Beginning this week, many parents will be dropping off freshman at their respective colleges. Cars will be packed to the hilt with computers, refrigerators, and for some, even flat screen TVs.
When I went off to college I had almost nothing of value. Personal computers didn’t exist, the dorms came equipped with a mini fridge and no one brought a television. And, my parents did not accompany me. My older sister attended the same university and we got a ride with her friend. That was not uncommon back then. A parent of one of my students told me that her parents drove her to the airport and she flew off to her college by herself.
Things are quite different today. Students bring a lot more with them and most are dropped off by their parents. I think it is perfectly reasonable to accompany your child to college and help him or her get settled in as I did and continue to do with my children.
For some parents, this rite of passage is fraught with emotion and colleges have come to recognize this. Many colleges have activities and workshops for parents to help ease this transition. In this article in the Washington Post, author, Jenna Johnson describes an orientation session she attended, “In June, I sat through two days of parent orientation at George Washington University, which allows moms and dads to explore campus, meet administrators and make friends of their own.
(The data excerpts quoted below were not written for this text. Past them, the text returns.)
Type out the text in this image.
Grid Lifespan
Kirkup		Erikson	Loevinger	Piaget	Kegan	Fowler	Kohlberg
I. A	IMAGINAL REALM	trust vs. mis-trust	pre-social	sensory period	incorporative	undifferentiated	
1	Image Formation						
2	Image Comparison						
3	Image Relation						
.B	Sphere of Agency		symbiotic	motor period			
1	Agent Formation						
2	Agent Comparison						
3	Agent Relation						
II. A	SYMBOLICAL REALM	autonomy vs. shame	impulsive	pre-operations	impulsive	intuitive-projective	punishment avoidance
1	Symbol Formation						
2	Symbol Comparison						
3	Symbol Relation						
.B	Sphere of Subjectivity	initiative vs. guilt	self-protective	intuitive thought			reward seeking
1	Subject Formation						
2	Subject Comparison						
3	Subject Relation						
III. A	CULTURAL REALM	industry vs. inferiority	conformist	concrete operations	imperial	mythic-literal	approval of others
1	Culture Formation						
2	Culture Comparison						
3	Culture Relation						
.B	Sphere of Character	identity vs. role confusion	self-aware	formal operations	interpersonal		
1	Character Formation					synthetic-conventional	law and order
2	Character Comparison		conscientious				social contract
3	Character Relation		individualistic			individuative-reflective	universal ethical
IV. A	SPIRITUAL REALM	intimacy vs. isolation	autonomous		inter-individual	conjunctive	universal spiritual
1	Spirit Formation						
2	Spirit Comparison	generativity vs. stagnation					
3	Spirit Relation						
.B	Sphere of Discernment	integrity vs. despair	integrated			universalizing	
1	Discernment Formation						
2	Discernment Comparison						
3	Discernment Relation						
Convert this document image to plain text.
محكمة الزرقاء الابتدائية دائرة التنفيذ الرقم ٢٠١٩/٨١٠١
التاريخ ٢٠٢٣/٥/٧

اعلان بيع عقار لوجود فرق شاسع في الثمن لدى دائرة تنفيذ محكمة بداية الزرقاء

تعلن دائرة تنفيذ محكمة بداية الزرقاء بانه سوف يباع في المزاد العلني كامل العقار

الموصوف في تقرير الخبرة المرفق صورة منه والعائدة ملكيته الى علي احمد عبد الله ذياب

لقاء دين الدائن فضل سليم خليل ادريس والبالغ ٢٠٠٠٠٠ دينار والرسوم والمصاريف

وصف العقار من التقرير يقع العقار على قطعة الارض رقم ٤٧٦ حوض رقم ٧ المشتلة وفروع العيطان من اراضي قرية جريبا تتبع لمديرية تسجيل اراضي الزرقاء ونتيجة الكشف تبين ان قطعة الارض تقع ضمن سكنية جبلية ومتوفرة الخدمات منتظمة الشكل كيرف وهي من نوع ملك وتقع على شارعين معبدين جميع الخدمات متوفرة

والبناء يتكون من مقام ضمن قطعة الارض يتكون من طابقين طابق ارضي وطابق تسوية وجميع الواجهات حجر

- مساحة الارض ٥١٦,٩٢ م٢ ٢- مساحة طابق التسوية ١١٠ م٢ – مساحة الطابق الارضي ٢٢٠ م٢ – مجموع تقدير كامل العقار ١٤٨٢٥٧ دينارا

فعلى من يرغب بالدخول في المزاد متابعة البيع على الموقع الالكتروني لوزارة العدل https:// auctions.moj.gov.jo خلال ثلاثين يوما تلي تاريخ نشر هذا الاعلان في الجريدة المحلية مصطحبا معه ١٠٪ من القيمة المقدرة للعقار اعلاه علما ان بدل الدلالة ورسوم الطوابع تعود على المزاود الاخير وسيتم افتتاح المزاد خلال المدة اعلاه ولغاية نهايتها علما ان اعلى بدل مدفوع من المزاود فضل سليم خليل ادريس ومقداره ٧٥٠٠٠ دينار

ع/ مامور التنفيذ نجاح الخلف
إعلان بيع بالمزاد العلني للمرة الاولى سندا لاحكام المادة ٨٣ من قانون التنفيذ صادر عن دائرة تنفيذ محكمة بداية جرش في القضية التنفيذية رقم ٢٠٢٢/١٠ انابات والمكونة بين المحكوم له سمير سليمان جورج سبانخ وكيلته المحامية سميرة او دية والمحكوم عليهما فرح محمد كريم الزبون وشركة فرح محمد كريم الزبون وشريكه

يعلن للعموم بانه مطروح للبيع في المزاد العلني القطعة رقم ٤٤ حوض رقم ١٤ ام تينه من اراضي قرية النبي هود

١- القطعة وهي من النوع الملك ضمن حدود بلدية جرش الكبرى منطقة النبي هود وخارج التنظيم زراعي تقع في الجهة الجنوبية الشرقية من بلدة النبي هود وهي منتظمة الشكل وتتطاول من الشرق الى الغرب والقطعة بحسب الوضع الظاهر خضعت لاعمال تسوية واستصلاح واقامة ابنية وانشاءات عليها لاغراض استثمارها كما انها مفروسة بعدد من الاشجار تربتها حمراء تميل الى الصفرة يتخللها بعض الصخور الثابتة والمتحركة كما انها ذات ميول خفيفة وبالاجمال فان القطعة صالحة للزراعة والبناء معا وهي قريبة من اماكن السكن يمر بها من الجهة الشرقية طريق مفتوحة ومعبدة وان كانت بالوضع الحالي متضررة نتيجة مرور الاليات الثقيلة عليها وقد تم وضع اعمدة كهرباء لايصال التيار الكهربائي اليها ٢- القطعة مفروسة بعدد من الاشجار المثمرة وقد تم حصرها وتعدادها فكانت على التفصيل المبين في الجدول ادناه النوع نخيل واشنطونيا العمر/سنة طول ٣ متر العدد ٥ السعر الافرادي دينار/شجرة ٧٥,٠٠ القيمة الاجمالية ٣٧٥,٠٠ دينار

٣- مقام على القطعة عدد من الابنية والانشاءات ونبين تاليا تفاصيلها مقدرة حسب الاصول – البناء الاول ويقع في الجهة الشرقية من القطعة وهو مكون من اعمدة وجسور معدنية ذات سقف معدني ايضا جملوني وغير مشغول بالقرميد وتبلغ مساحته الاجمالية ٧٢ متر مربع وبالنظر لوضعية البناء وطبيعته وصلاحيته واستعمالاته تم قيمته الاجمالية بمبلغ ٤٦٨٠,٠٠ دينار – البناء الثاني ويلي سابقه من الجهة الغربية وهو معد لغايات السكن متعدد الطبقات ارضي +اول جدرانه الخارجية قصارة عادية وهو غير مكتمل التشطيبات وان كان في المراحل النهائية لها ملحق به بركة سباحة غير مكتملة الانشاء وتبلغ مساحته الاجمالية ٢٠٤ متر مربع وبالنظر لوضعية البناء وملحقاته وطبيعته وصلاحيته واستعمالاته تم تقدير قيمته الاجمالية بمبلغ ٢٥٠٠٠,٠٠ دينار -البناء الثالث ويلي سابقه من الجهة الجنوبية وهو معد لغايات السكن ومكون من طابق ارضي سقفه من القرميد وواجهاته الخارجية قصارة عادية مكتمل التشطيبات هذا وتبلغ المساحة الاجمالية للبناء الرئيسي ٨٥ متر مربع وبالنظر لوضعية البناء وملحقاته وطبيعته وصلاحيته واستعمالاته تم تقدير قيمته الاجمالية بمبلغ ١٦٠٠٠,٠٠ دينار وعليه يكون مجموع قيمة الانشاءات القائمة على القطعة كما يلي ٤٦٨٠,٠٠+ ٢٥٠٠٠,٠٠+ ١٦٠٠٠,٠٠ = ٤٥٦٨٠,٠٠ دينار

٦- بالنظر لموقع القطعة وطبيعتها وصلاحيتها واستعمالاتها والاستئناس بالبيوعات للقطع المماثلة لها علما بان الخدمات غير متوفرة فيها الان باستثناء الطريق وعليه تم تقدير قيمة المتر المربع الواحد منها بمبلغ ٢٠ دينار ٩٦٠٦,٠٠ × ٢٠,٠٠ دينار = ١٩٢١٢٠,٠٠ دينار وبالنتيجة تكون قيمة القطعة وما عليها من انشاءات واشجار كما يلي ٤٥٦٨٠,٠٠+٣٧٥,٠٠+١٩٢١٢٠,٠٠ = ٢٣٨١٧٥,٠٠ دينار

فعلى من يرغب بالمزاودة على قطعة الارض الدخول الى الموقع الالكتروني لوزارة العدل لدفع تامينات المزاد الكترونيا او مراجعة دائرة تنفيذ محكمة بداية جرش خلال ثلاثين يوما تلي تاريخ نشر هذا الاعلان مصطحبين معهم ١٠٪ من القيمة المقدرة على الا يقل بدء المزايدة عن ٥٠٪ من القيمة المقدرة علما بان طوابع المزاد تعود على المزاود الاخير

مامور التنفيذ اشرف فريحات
There were at least two sessions that left many parents (mostly the moms) in tears”. She described the difficulty some parents face when it is time to leave.
Increasingly, colleges have organized activities with an eye towards getting the parents to leave in a timely manner. In this article from the New York Times, the headline pretty much says it all, “Students, Welcome to College; Parents, Go Home”. It goes on to describe what some colleges do to shoo the parents out at the appointed time. Morehouse College in Atlanta has a “‘parting ceremony”. The article goes on to describe Grinnell College’s way of letting the parents know when it is time to go, “Move-in day for the 415 freshmen was Saturday. After computer printers and duffle bags had been carried to dorm rooms, everyone gathered in the gymnasium, students on one side of the bleachers, parents on the other.”
If you are in the mood for a good cry, read this article from the NY Times about dropping your child off. If the article doesn’t get to you, the comments will.
Leaving your child at college for the first time is an emotional moment but one for which you have been preparing them for the last 18 years. Don’t worry, by sophomore year you will be a pro.